At the least this means learning to step back sufficiently that we can appreciate how traditional views of the Right and the Left can be understood as contrasting aspects of a larger systemic picture. Each includes values that contribute going forward and conclusions that have the potential to do significant harm. For example, on the Right we find a deep valuing of family, community, and country; an emphasis on personal responsibility; and particular attention given to the moral dimension. But we also find tendencies toward an overly protective and easily reactive nationalism that could be our undoing, and often a narrowness of belief that can translate into intolerance and racism. On the Left we find greater openness to new options and also a commitment to supporting the less advantaged. But we also find blindness to inconvenient complexities that must be addressed and difficulty appreciating when boundaries, structure, authority in any hierarchical sense, or tradition have important roles in needed solutions. 

And ultimately we need more than just this. Much of my life’s work has involved writing and teaching about how our times challenge us to an essential new chapter in our human story, what Creative Systems Theory calls simply Cultural Maturity. One characteristic of culturally mature understanding is that it reveals that Right, Left, or somewhere (more moderate) in between are not the only options going forward—and can’t be if we are to progress in ways that will ultimately benefit us. In our time, we confront essential challenges that before now would have overwhelmed us even just to consider—climate change, the risk of nuclear annihilation, and the today’s unsustainable gap between the conditions of the worlds haves and have-nots, to name only the most obvious. In my most recent book, Rethinking How We Think: Integrative Meta-Perspective and the Cognitive “Growing up” On which Our Future Depends, I describe how successfully addressing any of these new challenges will require new, more mature and complete ways of understanding, and with them, some quite new human skills and capacities. As I see things, the most important question as we engage the next ten years is the degree we can use that time to begin bringing the needed greater maturity in how we think and act to bear. 

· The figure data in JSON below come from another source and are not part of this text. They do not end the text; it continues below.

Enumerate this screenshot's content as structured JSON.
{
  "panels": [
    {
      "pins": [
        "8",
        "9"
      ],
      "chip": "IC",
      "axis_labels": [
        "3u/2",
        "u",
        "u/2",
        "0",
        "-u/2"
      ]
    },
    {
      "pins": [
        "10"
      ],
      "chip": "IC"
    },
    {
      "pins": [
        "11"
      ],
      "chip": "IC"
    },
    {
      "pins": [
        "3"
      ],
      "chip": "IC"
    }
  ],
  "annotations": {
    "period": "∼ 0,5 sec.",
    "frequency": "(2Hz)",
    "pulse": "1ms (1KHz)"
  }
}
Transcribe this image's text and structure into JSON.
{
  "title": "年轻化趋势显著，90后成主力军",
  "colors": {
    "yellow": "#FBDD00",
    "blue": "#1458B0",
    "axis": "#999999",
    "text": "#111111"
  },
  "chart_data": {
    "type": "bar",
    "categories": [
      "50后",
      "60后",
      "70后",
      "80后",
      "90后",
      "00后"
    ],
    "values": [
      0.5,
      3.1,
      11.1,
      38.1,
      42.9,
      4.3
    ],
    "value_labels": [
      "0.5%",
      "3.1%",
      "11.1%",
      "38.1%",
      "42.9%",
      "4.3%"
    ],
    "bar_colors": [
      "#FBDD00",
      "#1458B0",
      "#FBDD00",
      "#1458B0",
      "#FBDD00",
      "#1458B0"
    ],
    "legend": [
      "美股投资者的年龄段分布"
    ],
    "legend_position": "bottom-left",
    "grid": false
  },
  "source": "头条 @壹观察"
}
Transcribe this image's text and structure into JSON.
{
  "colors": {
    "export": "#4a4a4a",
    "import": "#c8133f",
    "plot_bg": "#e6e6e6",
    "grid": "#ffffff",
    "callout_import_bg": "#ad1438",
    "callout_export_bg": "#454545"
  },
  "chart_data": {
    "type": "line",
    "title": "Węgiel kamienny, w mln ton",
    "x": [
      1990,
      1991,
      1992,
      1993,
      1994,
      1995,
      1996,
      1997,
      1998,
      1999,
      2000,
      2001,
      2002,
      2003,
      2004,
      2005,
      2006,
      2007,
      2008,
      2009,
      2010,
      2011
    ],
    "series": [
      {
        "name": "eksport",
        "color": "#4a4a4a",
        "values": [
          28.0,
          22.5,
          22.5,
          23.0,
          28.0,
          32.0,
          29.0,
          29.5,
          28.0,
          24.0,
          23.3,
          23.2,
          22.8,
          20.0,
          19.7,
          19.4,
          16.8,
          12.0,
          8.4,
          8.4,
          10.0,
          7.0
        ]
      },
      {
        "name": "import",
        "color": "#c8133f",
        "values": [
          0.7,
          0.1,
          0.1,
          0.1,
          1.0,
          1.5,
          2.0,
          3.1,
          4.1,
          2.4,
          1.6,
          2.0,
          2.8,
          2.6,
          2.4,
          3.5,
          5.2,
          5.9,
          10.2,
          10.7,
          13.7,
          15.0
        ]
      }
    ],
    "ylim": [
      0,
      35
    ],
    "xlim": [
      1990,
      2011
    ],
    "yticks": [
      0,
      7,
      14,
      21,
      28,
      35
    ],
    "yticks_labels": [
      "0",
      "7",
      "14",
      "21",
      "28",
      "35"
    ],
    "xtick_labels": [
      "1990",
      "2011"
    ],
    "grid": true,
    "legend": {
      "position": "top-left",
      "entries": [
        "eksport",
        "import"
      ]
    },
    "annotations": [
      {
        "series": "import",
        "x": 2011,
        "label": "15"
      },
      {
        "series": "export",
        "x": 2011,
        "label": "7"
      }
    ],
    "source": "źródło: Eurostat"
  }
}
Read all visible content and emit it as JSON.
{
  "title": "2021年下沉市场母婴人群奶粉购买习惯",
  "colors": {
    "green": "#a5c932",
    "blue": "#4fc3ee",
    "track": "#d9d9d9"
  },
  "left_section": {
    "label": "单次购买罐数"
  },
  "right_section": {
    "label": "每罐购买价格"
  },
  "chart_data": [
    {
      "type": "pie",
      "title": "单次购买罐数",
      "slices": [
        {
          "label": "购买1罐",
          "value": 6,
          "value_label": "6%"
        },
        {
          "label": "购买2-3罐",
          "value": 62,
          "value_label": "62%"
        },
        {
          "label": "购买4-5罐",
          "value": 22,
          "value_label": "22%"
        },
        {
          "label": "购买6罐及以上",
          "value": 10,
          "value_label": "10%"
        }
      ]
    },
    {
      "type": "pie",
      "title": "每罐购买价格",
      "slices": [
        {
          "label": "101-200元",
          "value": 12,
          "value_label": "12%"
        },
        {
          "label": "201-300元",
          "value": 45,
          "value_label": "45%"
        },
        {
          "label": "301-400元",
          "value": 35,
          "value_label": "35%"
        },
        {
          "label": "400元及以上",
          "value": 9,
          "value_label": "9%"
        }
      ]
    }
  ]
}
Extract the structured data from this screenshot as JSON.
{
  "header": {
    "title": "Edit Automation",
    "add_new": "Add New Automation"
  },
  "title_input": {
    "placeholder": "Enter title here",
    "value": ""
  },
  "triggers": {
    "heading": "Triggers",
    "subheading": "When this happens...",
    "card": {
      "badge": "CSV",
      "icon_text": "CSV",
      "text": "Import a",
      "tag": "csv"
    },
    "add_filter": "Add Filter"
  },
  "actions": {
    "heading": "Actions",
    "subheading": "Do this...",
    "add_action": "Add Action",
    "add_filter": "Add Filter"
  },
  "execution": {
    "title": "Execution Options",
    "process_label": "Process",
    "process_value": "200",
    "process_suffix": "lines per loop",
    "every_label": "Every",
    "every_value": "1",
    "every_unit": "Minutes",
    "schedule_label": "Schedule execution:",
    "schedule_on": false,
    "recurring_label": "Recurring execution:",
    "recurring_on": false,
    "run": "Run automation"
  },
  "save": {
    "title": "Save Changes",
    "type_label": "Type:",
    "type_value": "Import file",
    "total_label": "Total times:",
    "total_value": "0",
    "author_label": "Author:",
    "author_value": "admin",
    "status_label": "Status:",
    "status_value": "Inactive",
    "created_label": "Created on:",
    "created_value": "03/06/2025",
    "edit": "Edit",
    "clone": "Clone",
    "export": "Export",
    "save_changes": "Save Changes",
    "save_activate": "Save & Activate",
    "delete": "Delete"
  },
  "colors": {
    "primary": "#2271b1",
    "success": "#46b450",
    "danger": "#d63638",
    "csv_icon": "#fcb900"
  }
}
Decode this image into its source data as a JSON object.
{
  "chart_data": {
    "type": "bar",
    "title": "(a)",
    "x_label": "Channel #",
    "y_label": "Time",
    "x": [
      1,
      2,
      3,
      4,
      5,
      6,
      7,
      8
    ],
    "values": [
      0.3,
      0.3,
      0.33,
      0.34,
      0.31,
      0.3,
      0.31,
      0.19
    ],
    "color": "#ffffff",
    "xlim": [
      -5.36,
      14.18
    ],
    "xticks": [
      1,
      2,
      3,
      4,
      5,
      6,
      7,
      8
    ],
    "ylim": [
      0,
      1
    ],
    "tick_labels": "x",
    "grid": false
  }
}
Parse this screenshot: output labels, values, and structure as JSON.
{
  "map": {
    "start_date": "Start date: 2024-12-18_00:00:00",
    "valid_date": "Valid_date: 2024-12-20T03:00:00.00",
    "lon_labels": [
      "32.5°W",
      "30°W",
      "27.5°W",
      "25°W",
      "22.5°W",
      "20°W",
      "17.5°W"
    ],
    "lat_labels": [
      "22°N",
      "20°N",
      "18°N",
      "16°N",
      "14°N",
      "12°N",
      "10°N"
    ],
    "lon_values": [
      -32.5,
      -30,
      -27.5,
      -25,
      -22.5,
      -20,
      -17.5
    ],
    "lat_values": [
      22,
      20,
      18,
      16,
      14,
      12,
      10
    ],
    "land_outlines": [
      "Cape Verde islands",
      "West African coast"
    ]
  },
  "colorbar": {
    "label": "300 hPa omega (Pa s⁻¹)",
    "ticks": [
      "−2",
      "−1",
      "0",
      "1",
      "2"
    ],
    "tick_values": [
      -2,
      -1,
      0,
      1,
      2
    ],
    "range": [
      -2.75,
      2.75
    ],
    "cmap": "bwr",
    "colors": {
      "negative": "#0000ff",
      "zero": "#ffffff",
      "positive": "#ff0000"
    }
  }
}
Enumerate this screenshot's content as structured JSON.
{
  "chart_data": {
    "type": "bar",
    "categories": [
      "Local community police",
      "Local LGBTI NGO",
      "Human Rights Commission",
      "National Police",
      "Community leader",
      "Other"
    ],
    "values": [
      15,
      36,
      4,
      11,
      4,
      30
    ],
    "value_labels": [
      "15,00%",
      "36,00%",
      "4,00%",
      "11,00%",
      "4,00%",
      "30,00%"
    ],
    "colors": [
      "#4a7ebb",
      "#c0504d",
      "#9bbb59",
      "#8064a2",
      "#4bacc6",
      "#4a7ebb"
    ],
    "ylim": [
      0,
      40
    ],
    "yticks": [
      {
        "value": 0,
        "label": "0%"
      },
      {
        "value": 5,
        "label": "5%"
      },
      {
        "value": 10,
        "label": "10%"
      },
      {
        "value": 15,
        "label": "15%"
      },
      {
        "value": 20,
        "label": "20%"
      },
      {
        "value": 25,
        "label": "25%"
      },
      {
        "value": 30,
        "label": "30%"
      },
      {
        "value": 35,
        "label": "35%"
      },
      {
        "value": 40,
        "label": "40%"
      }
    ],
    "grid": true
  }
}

This result is not wholly incompatible with either of the other scenarios I have described. A period of “righting the ship” could give us just enough of a pause that we could prepare ourselves for the more challenging tasks ahead and have time to better grasp just what is being asked. And a period of increasing disorder and discord could have the effect of alerting us to the dangers ideological absolutisms of all sorts present and how fundamentally they leave us short of what is needed. But if Creative Systems Theory is correct, the further kind of change the concept of Cultural Maturity describes must define our task eventually—and if the decades immediately ahead are not to brutishly unpleasant, do so sooner rather than later.